Thankyou sir for your experienced opinion.
The "chamber" hand pulling is exactly the way I was taught by my instructor. Drawing back to gain power or cocking doesn't make much sense for the use of a chamber. The two way action created by the pull or drawing in makes good self defense sense.
I wish more people taught and learned the way you obviously do. :karate:
A very good source on realistic kata bunkai is Lawrence Kane & Kris Wilder's book The Way of Kata. Like a lot of the more recent generation of guides to kata application, they give a set of guidelines for decoding the combative use of kata subsequences hidden with the camouflage of block-kick-punch terminology, and this is their guideline #5:a hand returning to chamber usually has something in it, and observe that
... both hands are utilized in almost all kata applications. Frequently the hand returning to chamber at the practitioner's side has something captured in it, particularly if it shown closed when performing the kata. Applications that include trapping an opponent's hand or foot consist of grabs, locks, joint dislocations, takedowns and throws.
When analyzing kata, it is important to pay attention to the offhand, the one not executing an obvious technique. As it returns to chamber it will frequently grab, pull, or trap an opponent's limb. Though often underrated and underutilized in the striking arts, grabs are an essential component of karate. They facilitate posting an opponent's weight over his or her leg so that a practitioner can effectively apply a joint kick, levering an arm for a lock or takedown, and whipping an arm to snap the head up and back, exposing the throat.
When analyzing kata, it is important to pay attention to the offhand, the one not executing an obvious technique. As it returns to chamber it will frequently grab, pull, or trap an opponent's limb. Though often underrated and underutilized in the striking arts, grabs are an essential component of karate. They facilitate posting an opponent's weight over his or her leg so that a practitioner can effectively apply a joint kick, levering an arm for a lock or takedown, and whipping an arm to snap the head up and back, exposing the throat.

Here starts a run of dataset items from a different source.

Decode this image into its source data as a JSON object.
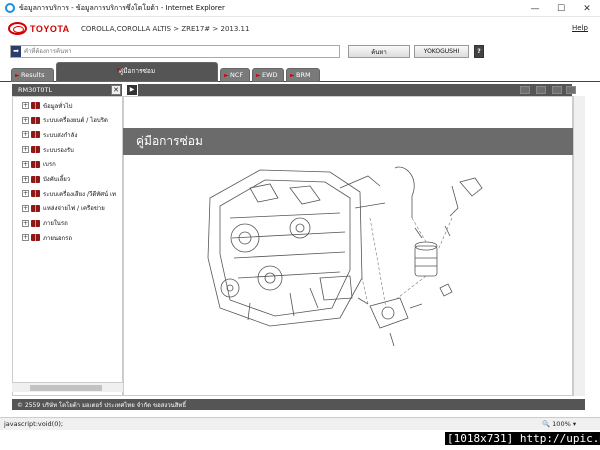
{
  "window": {
    "title": "ข้อมูลการบริการ - ข้อมูลการบริการซึ่งโตโยต้า - Internet Explorer",
    "minimize": "—",
    "maximize": "☐",
    "close": "✕"
  },
  "header": {
    "logo_text": "TOYOTA",
    "vehicle_path": "COROLLA,COROLLA ALTIS > ZRE17# > 2013.11",
    "help_link": "Help"
  },
  "search": {
    "arrow_icon": "➡",
    "placeholder": "คำที่ต้องการค้นหา",
    "search_button": "ค้นหา",
    "yokogushi_button": "YOKOGUSHI",
    "help_button": "?"
  },
  "tabs": [
    {
      "label": "Results",
      "arrow": "►"
    },
    {
      "label": "คู่มือการซ่อม",
      "arrow": "►"
    },
    {
      "label": "NCF",
      "arrow": "►"
    },
    {
      "label": "EWD",
      "arrow": "►"
    },
    {
      "label": "BRM",
      "arrow": "►"
    }
  ],
  "left_panel": {
    "title": "RM30T0TL",
    "close": "✕",
    "next": "▶",
    "items": [
      {
        "label": "ข้อมูลทั่วไป"
      },
      {
        "label": "ระบบเครื่องยนต์ / ไฮบริด"
      },
      {
        "label": "ระบบส่งกำลัง"
      },
      {
        "label": "ระบบรองรับ"
      },
      {
        "label": "เบรก"
      },
      {
        "label": "บังคับเลี้ยว"
      },
      {
        "label": "ระบบเครื่องเสียง /วีดีทัศน์ เท"
      },
      {
        "label": "แหล่งจ่ายไฟ / เครือข่าย"
      },
      {
        "label": "ภายในรถ"
      },
      {
        "label": "ภายนอกรถ"
      }
    ],
    "expand_glyph": "+"
  },
  "content": {
    "banner_title": "คู่มือการซ่อม"
  },
  "footer": {
    "copyright": "© 2559 บริษัท โตโยต้า มอเตอร์ ประเทศไทย จำกัด ขอสงวนสิทธิ์"
  },
  "statusbar": {
    "text": "javascript:void(0);",
    "zoom": "100%",
    "zoom_icon": "🔍"
  },
  "watermark": "[1018x731] http://upic.me/",
  "colors": {
    "toyota_red": "#d40000",
    "dark_gray": "#555555",
    "banner_gray": "#6b6b6b"
  }
}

(my emphasis). As you mention, seasoned, Gojo-ryu emphasizes grabs for these kinds of purposes, and both authors are Gojo practitioners. But it's not just Goju; Abernethy is a Wado-ryu practitioner, and as he says,
Any successful strike, throw, lock, etc. at [close] range is dependent upon your ability to grip, and hence control, your opponent... one grip that needs special attention is the hikite (pulling hand). Throughout the various kata movements it is very common to see one hand pulled back to the hip. This hand is referred to as the 'hikite'. If you ask most of today's karateka they will tell you that the hand is being held in a `ready position' or that it is there for aesthetic purposes... [but] it would seem that the true meaning of hikite is to control and twist the opponent's limbs so that they become unbalanced.
.(my emphasis). And in support of this interpretation, Abernethy quotes none other than Gichin Funakoshi himself, who writes of hikite in his 1925 book that 'the true meaning of the hikite, or pulling hand, is to grab the opponent's attacking hand and pull it in whilst twisting it as much as possible so that his body if forced to lean against the defender'. So you've go Goju, Wado and Shotokan all originally treating the chamber retraction as a grip pulling the attacker into the strike, extending the arm to set up a pin, or at least trapping it to immobilize the attacker while the defender moves in for the kill with elbow strikes to the the head and so on.
This emphasis on the trapping/controlling use of the so-called `retraction chamber' movement is one of the most frequently emphasized points in the new literature on realistic kata applications.